For so long he had assumed he meant nothing to her, yet she still used their oath. He halted and grasped her elbow. “Tessa…” he began, hardly knowing what he wanted to ask.
She brushed him off, kept walking, and interrupted him in a bright voice. “Anyway, despite his tendency to preen, Edouard is a fine artist.”
“You didn’t ever sing Rosina, did you?” he asked, referring to the lead role in
The Barber of Seville
, the Rossini work just debuted at the Regent.
“Not on stage, though I studied it in Paris just before I came here. It’s a little low for me but within my tessitura.” She threw back her head and trilled a few measures from the opera’s most beautiful and difficult aria. By God, she had a spectacular voice!
“I have no doubt of that,” he said. “I hope one day to hear you sing it at the Regent.” Personal recollections gave way to a vision of Foscari singing Rosina at his opera house, every corner of the house filled with her admirers. Excitement at the idea led him easily to what was, after all, the point of this meeting. “I think you’ll find the Regent superior in every way to the Tavistock. Regardless of your contract with Mortimer, if you would agree to come and sing there for a single night, a benefit performance—”
“Oh Lord!”
The sky had darkened unnoticed and fat drops of rain stained the blue silk of Tessa’s spencer.
“Holy Saint George,” she cried in alarm. “I must get home. My throat!”
Max needed no explanation. Most people might regard a head cold as a trifling risk; to an opera singer it was a looming catastrophe.
“We’re near the Grosvenor Gate,” he said, seizing her arm. “I’ll find you a hackney.”
Foolish thought!
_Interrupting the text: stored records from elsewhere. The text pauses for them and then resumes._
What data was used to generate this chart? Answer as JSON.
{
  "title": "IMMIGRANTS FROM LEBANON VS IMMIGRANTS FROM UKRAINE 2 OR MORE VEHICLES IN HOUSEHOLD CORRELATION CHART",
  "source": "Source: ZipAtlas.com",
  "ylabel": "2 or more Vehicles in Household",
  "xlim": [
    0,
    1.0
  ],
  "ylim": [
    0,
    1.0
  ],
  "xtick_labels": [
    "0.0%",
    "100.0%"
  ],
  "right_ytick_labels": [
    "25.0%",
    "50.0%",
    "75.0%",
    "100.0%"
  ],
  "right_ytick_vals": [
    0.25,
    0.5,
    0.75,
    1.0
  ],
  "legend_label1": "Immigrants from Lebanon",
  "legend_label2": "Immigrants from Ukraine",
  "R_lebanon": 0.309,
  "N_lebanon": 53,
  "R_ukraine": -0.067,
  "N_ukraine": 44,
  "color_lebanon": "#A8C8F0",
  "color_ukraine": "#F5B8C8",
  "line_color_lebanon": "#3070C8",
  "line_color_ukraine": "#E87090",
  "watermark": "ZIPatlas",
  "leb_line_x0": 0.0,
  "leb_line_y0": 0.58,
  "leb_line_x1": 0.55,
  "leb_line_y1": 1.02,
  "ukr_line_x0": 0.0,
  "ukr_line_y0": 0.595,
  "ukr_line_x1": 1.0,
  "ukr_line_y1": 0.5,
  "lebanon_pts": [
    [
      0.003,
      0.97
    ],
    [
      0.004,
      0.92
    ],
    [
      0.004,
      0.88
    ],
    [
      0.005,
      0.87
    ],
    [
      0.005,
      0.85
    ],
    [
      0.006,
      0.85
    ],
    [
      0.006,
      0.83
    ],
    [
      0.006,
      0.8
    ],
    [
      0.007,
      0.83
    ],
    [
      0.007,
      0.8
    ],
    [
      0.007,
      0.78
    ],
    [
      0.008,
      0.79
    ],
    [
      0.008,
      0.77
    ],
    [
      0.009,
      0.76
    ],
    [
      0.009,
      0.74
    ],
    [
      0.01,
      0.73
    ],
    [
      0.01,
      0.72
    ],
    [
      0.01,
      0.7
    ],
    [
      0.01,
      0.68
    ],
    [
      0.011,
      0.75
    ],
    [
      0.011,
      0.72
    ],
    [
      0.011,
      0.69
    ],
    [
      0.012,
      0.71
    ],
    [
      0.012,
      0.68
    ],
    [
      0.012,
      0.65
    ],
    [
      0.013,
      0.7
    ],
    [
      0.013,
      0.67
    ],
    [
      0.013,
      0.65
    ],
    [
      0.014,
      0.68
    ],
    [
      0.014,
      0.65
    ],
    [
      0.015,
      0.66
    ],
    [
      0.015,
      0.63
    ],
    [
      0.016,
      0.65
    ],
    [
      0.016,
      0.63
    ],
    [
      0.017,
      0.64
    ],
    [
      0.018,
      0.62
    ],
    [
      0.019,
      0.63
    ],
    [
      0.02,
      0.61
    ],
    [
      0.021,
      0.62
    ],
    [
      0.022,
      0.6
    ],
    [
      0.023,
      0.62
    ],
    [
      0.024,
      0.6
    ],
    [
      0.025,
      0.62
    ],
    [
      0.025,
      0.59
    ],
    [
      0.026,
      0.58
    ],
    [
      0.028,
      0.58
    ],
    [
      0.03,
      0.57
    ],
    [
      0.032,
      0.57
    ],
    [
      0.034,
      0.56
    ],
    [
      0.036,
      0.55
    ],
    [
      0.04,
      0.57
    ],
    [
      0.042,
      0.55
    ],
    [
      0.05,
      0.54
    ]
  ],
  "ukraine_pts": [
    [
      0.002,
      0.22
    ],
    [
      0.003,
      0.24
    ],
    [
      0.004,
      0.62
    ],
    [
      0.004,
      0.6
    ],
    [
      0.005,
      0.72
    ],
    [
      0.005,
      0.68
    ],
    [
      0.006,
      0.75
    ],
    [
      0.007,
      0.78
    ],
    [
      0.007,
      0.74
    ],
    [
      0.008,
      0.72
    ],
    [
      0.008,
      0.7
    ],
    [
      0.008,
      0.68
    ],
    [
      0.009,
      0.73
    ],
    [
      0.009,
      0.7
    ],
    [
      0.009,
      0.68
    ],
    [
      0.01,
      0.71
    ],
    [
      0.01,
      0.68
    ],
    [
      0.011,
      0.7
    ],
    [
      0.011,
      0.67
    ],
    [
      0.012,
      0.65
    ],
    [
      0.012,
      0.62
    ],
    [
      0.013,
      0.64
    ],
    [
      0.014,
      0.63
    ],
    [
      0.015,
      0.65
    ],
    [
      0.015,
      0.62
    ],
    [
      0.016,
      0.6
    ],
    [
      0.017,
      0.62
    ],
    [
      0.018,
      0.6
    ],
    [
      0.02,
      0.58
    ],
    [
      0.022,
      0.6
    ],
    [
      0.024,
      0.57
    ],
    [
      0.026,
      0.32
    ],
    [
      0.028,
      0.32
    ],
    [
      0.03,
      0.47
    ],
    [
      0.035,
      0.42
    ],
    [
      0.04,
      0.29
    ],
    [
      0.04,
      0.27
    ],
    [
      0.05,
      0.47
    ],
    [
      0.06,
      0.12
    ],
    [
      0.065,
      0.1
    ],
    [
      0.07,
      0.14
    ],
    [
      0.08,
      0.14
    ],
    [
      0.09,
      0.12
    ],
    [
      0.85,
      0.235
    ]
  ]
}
Whoever finds a hackney in the rain? By the time they reached Park Lane, with no vacant vehicle in sight, her clothing was soaked, the Parisian silk clinging to her body. Resisting the distraction, Max shrugged out of his coat and threw it over her shoulders. She huddled into it, shivering and unhappy. Her maid arrived at a run and fussed around her mistress, emitting distressed Italian squawks.
“I live only a step away,” he offered. “I know it wouldn’t be quite proper…”
“Never mind about that. I must get dry immediately.”
A few minutes brought them to Max’s house on Upper Grosvenor Street where one of his footmen admitted them. Tessa said a few words to Angela, then to Max.